Today when I speak to groups about taking a year off, I say, "The best thing about retiring early and taking that year off in midlife was that it gave me a chance to start life over again."

 

Eighteen months after selling my business and retiring, I finally drove out of the mountains of southern Arizona.  As I drove out of the mountains, I really did not know what I was going to do next. . . I just knew that I wanted to do things differently.  In my Apple Macintosh computer was the rough draft of Rich Dad, Poor Dad and in my briefcase was a rough sketch of my game CASHFLOW 101.  The second half of my life had begun.  This time it was mylife.  I was now older, wiser, smarter, less reckless, and a bit more trustworthy.

As I drove out of the mountains the second half of my life had begun. It was no longer a life dictated to by the wishes and dreams of my parents, teachers, or friends, or the dreams of a child.  The second half of my life had begun and this time it was to be my life on my terms.

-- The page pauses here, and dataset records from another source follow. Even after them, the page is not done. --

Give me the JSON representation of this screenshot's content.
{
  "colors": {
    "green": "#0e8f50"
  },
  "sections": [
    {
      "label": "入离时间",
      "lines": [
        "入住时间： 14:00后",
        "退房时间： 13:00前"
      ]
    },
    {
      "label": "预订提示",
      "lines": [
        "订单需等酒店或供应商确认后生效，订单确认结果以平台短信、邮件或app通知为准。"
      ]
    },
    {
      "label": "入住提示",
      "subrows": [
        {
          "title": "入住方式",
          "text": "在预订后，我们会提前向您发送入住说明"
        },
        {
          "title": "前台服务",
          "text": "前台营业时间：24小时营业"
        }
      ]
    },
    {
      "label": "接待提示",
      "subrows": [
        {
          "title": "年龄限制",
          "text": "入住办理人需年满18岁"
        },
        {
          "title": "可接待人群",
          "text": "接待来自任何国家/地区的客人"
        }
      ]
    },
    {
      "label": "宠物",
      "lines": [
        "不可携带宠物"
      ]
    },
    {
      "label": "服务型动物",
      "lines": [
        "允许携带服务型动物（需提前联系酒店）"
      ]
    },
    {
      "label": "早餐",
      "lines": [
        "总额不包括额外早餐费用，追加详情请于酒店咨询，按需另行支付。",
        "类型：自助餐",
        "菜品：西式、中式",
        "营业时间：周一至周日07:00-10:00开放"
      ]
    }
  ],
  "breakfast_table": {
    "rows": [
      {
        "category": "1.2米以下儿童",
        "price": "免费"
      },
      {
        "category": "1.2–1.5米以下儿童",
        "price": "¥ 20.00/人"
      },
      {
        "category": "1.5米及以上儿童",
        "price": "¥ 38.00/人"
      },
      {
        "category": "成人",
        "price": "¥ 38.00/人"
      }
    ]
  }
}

And that is the main reason I recommend retiring as young as possible.  It will give you a chance to start your life over.

 

A suggestion:  Regardless if you can retire early or not, I suggest taking at least an hour each month to reflect on your life.  Taking the time to reflect on my life I found out:

1. What I thought was important was not that important.
2. What was important was where I was at, not where I was going to.
3. There is no one more important than the person in front of you at that moment.  Take that moment to be with him or her.
4. Time is precious, don't waste it . . . appreciate it.
5. Sometimes stopping for a moment is harder than staying busy.

For me, the best thing about retiring early was learning to appreciate life, even if it was hectic, stressful, and filled with problems. When I had nothing to do, I found out that I did not know what to do if I had nothing to do. Today, I truly appreciate the hustle and bustle of life because I know what it is like to sit around doing nothing. So whatever state your life is in at present, take a moment to appreciate it . . . because tomorrow it will only be a memory.

Robert and Kim Kiyosaki, Fiji 1994

Robert and Kim Kiyosaki, Fiji 1994.  Free at last.